Basketball fans around the world exploded when we all found out Anthony Davis was heading to the Los Angeles Lakers. After months of trying to force his way to the purple and gold, Davis and his agent Rich Paul were able to go to the destination they wanted all along. By the time the 2019-20 NBA season starts, Davis will have long since waved bye-bye to New Orleans and set up shop in Los Angeles.
However, there is growing worry within the organization that the deal may affect how the Lakers approach the rest of the NBA free agency period. We will go over the trade and how the Lakers front office may have screwed it up in the long run.
Details of the trade
In landing Anthony Davis, the Lakers shipped out Lonzo Ball (a former No. 2 pick), Brandon Ingram (also a former No. 2 pick), Josh Hart, and three first-round picks.
The picks included the No. 4 pick in the 2019 NBA Draft, which New Orleans traded to Atlanta for more picks, a top-8 protected pick in 2021 that becomes unprotected in 2022, the right to swap first round picks in 2023, and an unprotected 2024 first round pick that can be deferred until 2025.
New Orleans essentially holds the Lakers draft stock for the next half a decade.
How could the Lakers mess it up?
Now we will go into how the Lakers can screw this deal up. The trade can become official on July 6 when the free agency moratorium ends. However, due to salary cap management and the rules of the collective bargaining agreement, a trade that soon would count toward the Lakers’ salary cap, meaning they wouldn’t have an opportunity to sign other big-time free agents.
The Pelicans traded the No. 4 pick to the Hawks, but since the Lakers still owned the pick, they had to choose the player the Hawks wanted (Virginia’s De’Andre Hunter). The other option was picking for themselves, risk angering the Pelicans and Hawks, and having New Orleans cancel the deal altogether.

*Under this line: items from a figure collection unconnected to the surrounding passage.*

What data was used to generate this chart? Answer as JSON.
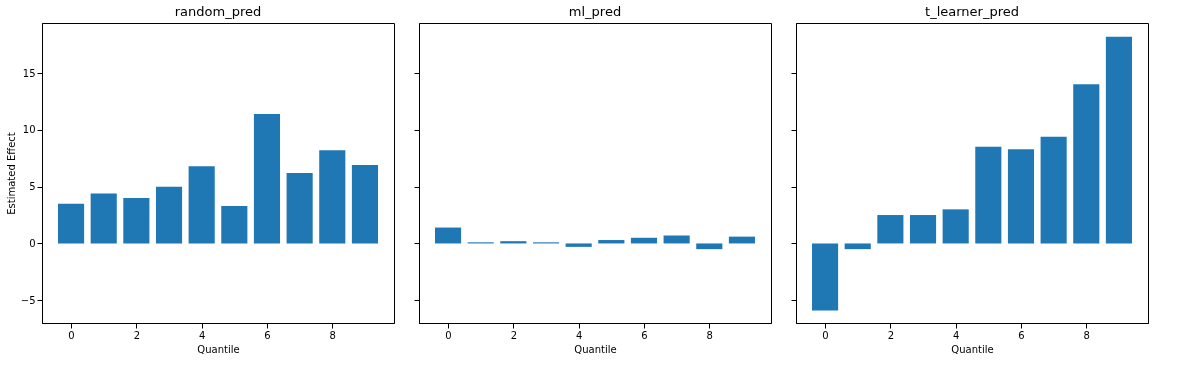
{
  "chart_data": [
    {
      "type": "bar",
      "title": "random_pred",
      "xlabel": "Quantile",
      "ylabel": "Estimated Effect",
      "x": [
        0,
        1,
        2,
        3,
        4,
        5,
        6,
        7,
        8,
        9
      ],
      "values": [
        3.5,
        4.4,
        4.0,
        5.0,
        6.8,
        3.3,
        11.4,
        6.2,
        8.2,
        6.9
      ],
      "color": "#1f77b4",
      "xlim": [
        -0.89,
        9.89
      ],
      "xticks": [
        0,
        2,
        4,
        6,
        8
      ],
      "ylim": [
        -7.0,
        19.4
      ],
      "yticks": [
        -5,
        0,
        5,
        10,
        15
      ],
      "grid": false
    },
    {
      "type": "bar",
      "title": "ml_pred",
      "xlabel": "Quantile",
      "x": [
        0,
        1,
        2,
        3,
        4,
        5,
        6,
        7,
        8,
        9
      ],
      "values": [
        1.4,
        0.1,
        0.2,
        0.1,
        -0.3,
        0.3,
        0.5,
        0.7,
        -0.5,
        0.6
      ],
      "color": "#1f77b4",
      "xlim": [
        -0.89,
        9.89
      ],
      "xticks": [
        0,
        2,
        4,
        6,
        8
      ],
      "ylim": [
        -7.0,
        19.4
      ],
      "yticks": [
        -5,
        0,
        5,
        10,
        15
      ],
      "grid": false,
      "tick_labels": "x"
    },
    {
      "type": "bar",
      "title": "t_learner_pred",
      "xlabel": "Quantile",
      "x": [
        0,
        1,
        2,
        3,
        4,
        5,
        6,
        7,
        8,
        9
      ],
      "values": [
        -5.9,
        -0.5,
        2.5,
        2.5,
        3.0,
        8.5,
        8.3,
        9.4,
        14.0,
        18.2
      ],
      "color": "#1f77b4",
      "xlim": [
        -0.89,
        9.89
      ],
      "xticks": [
        0,
        2,
        4,
        6,
        8
      ],
      "ylim": [
        -7.0,
        19.4
      ],
      "yticks": [
        -5,
        0,
        5,
        10,
        15
      ],
      "grid": false,
      "tick_labels": "x"
    }
  ]
}
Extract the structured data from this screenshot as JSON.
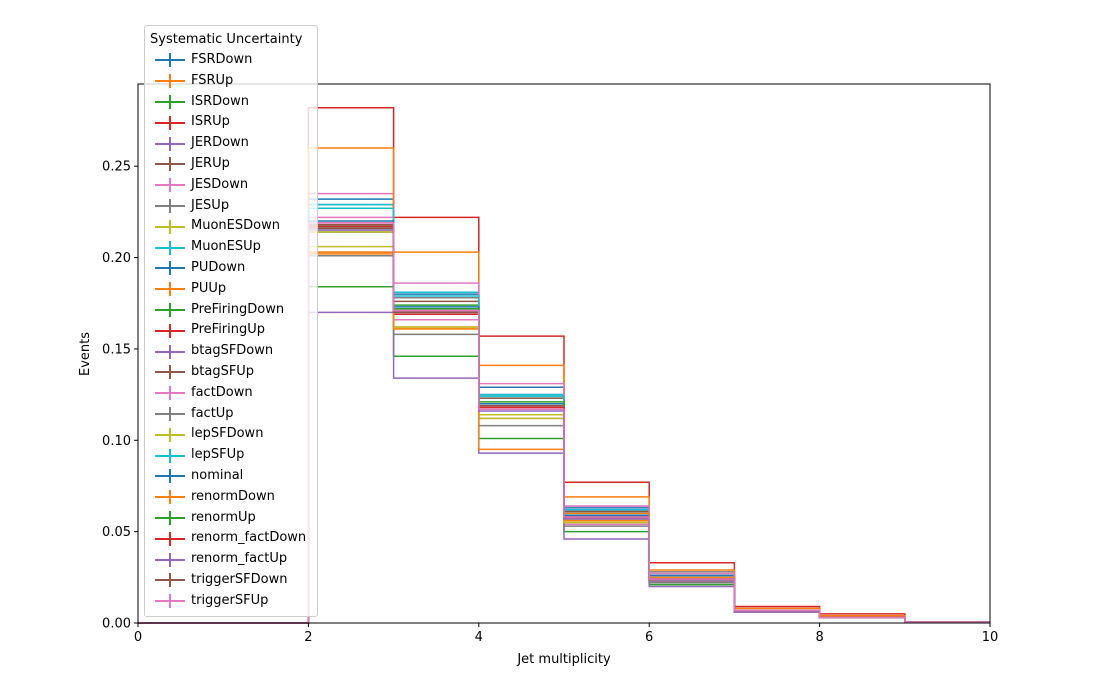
{
  "chart_data": {
    "type": "step",
    "xlabel": "Jet multiplicity",
    "ylabel": "Events",
    "xlim": [
      0,
      10
    ],
    "ylim": [
      0,
      0.295
    ],
    "x_ticks": [
      "0",
      "2",
      "4",
      "6",
      "8",
      "10"
    ],
    "y_ticks": [
      "0.00",
      "0.05",
      "0.10",
      "0.15",
      "0.20",
      "0.25"
    ],
    "legend_title": "Systematic Uncertainty",
    "legend_position": "top-left",
    "bin_edges": [
      0,
      1,
      2,
      3,
      4,
      5,
      6,
      7,
      8,
      9,
      10
    ],
    "series": [
      {
        "name": "FSRDown",
        "color": "#1f77b4",
        "values": [
          0,
          0,
          0.229,
          0.172,
          0.125,
          0.061,
          0.024,
          0.007,
          0.003,
          0.0005
        ]
      },
      {
        "name": "FSRUp",
        "color": "#ff7f0e",
        "values": [
          0,
          0,
          0.202,
          0.162,
          0.114,
          0.056,
          0.022,
          0.006,
          0.003,
          0.0005
        ]
      },
      {
        "name": "ISRDown",
        "color": "#2ca02c",
        "values": [
          0,
          0,
          0.184,
          0.146,
          0.101,
          0.05,
          0.021,
          0.006,
          0.003,
          0.0005
        ]
      },
      {
        "name": "ISRUp",
        "color": "#d62728",
        "values": [
          0,
          0,
          0.282,
          0.222,
          0.157,
          0.077,
          0.033,
          0.009,
          0.005,
          0.0005
        ]
      },
      {
        "name": "JERDown",
        "color": "#9467bd",
        "values": [
          0,
          0,
          0.216,
          0.172,
          0.12,
          0.058,
          0.024,
          0.007,
          0.003,
          0.0005
        ]
      },
      {
        "name": "JERUp",
        "color": "#8c564b",
        "values": [
          0,
          0,
          0.218,
          0.171,
          0.119,
          0.059,
          0.025,
          0.007,
          0.003,
          0.0005
        ]
      },
      {
        "name": "JESDown",
        "color": "#e377c2",
        "values": [
          0,
          0,
          0.235,
          0.166,
          0.112,
          0.054,
          0.022,
          0.006,
          0.003,
          0.0005
        ]
      },
      {
        "name": "JESUp",
        "color": "#7f7f7f",
        "values": [
          0,
          0,
          0.201,
          0.178,
          0.125,
          0.064,
          0.028,
          0.008,
          0.004,
          0.0005
        ]
      },
      {
        "name": "MuonESDown",
        "color": "#bcbd22",
        "values": [
          0,
          0,
          0.206,
          0.162,
          0.112,
          0.055,
          0.023,
          0.006,
          0.003,
          0.0005
        ]
      },
      {
        "name": "MuonESUp",
        "color": "#17becf",
        "values": [
          0,
          0,
          0.229,
          0.181,
          0.125,
          0.062,
          0.026,
          0.007,
          0.003,
          0.0005
        ]
      },
      {
        "name": "PUDown",
        "color": "#1f77b4",
        "values": [
          0,
          0,
          0.232,
          0.18,
          0.129,
          0.063,
          0.026,
          0.007,
          0.003,
          0.0005
        ]
      },
      {
        "name": "PUUp",
        "color": "#ff7f0e",
        "values": [
          0,
          0,
          0.26,
          0.203,
          0.141,
          0.069,
          0.029,
          0.008,
          0.004,
          0.0005
        ]
      },
      {
        "name": "PreFiringDown",
        "color": "#2ca02c",
        "values": [
          0,
          0,
          0.216,
          0.174,
          0.12,
          0.057,
          0.023,
          0.006,
          0.003,
          0.0005
        ]
      },
      {
        "name": "PreFiringUp",
        "color": "#d62728",
        "values": [
          0,
          0,
          0.219,
          0.169,
          0.118,
          0.057,
          0.023,
          0.006,
          0.003,
          0.0005
        ]
      },
      {
        "name": "btagSFDown",
        "color": "#9467bd",
        "values": [
          0,
          0,
          0.17,
          0.134,
          0.093,
          0.046,
          0.02,
          0.006,
          0.003,
          0.0005
        ]
      },
      {
        "name": "btagSFUp",
        "color": "#8c564b",
        "values": [
          0,
          0,
          0.214,
          0.176,
          0.123,
          0.061,
          0.025,
          0.007,
          0.003,
          0.0005
        ]
      },
      {
        "name": "factDown",
        "color": "#e377c2",
        "values": [
          0,
          0,
          0.222,
          0.186,
          0.131,
          0.064,
          0.027,
          0.007,
          0.003,
          0.0005
        ]
      },
      {
        "name": "factUp",
        "color": "#7f7f7f",
        "values": [
          0,
          0,
          0.203,
          0.158,
          0.108,
          0.053,
          0.022,
          0.006,
          0.003,
          0.0005
        ]
      },
      {
        "name": "lepSFDown",
        "color": "#bcbd22",
        "values": [
          0,
          0,
          0.214,
          0.161,
          0.114,
          0.055,
          0.023,
          0.006,
          0.003,
          0.0005
        ]
      },
      {
        "name": "lepSFUp",
        "color": "#17becf",
        "values": [
          0,
          0,
          0.227,
          0.179,
          0.124,
          0.06,
          0.025,
          0.007,
          0.003,
          0.0005
        ]
      },
      {
        "name": "nominal",
        "color": "#1f77b4",
        "values": [
          0,
          0,
          0.22,
          0.173,
          0.12,
          0.059,
          0.024,
          0.007,
          0.003,
          0.0005
        ]
      },
      {
        "name": "renormDown",
        "color": "#ff7f0e",
        "values": [
          0,
          0,
          0.203,
          0.161,
          0.095,
          0.06,
          0.025,
          0.007,
          0.003,
          0.0005
        ]
      },
      {
        "name": "renormUp",
        "color": "#2ca02c",
        "values": [
          0,
          0,
          0.217,
          0.172,
          0.121,
          0.058,
          0.024,
          0.007,
          0.003,
          0.0005
        ]
      },
      {
        "name": "renorm_factDown",
        "color": "#d62728",
        "values": [
          0,
          0,
          0.217,
          0.171,
          0.118,
          0.058,
          0.024,
          0.007,
          0.003,
          0.0005
        ]
      },
      {
        "name": "renorm_factUp",
        "color": "#9467bd",
        "values": [
          0,
          0,
          0.215,
          0.17,
          0.116,
          0.057,
          0.023,
          0.006,
          0.003,
          0.0005
        ]
      },
      {
        "name": "triggerSFDown",
        "color": "#8c564b",
        "values": [
          0,
          0,
          0.216,
          0.17,
          0.117,
          0.058,
          0.024,
          0.007,
          0.003,
          0.0005
        ]
      },
      {
        "name": "triggerSFUp",
        "color": "#e377c2",
        "values": [
          0,
          0,
          0.219,
          0.171,
          0.117,
          0.058,
          0.024,
          0.007,
          0.003,
          0.0005
        ]
      }
    ]
  }
}
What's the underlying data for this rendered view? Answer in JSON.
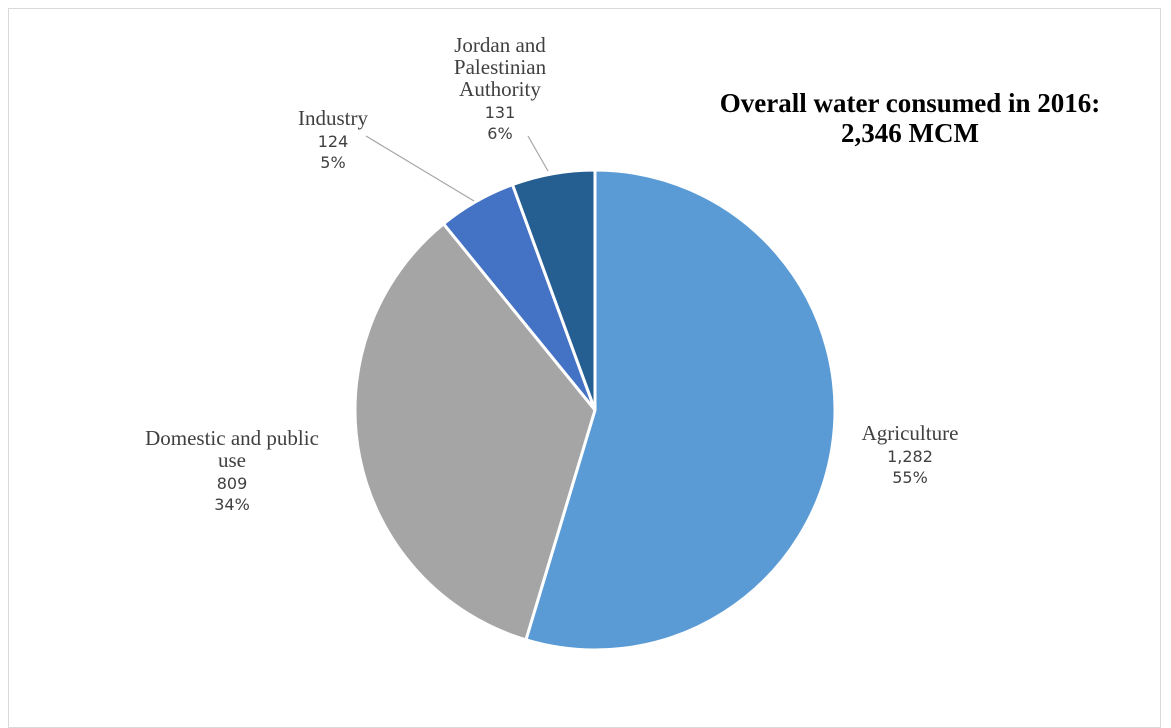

If the deal is pushed back until July 30, the Lakers can sign Hunter and trade him and his salary to the Hawks, which would clear his salary from their books. Los Angeles can then use the extra money to sign another superstar, allowing them to go over the salary cap to sign Davis to an extension. It’s a very delicate balance for the Lakers, and if they don’t handle it properly, it could sabotage their season.
Oh, and it doesn’t help matters that Lakers’ general manager Rob Pelinka is essentially learning how to handle the salary cap on the fly.
Who else can they sign?
If the Lakers do get their wish and postpone the Anthony Davis trade until July 30, who else could they sign?
The leading candidates at the start of free agency figure to be Klay Thompson and Kevin Durant. Durant was rumored to go to the Knicks, but his decision will be up in the air after his Achilles tendon tear in the NBA Finals.
Thompson went down with a torn ACL in the Warriors’ Game 6 loss in the NBA Finals, while there are rumors that Jimmy Butler will sign a max deal to stay in Philadelphia.
Kemba Walker is the next big prospect, as shipping out Lonzo Ball leaves a giant hole at the point guard position for the Lakers. Walker had his best season to date in Charlotte, being named an All-Star starter in 2019.
The big issue will be money, meaning Walker could be looking at an $80 million loss if he doesn’t sign a supermax deal to stay in Charlotte. We think he should leave based on the mediocrity of the franchise. It will be hard for him to pass up that amount of money, but if he wants to play for a potential championship caliber team finding a new team will be his best bet.
When will the trade go down?
Basketball can’t wait to see where Durant, Thompson, Walker, Butler, Kyrie Irving, and Kawhi Leonard end up in free agency. We’re all curious as to which players will be wildly overpaid on their upcoming deals, too. But one of the most compelling storylines of the offseason is how the trade for Anthony Davis shakes out. The Lakers, Davis, and LeBron James are big-time winners in the deal, but there are so many variables. Watching how it unfolds, whether it’s July 6 or July 30, will be fascinating.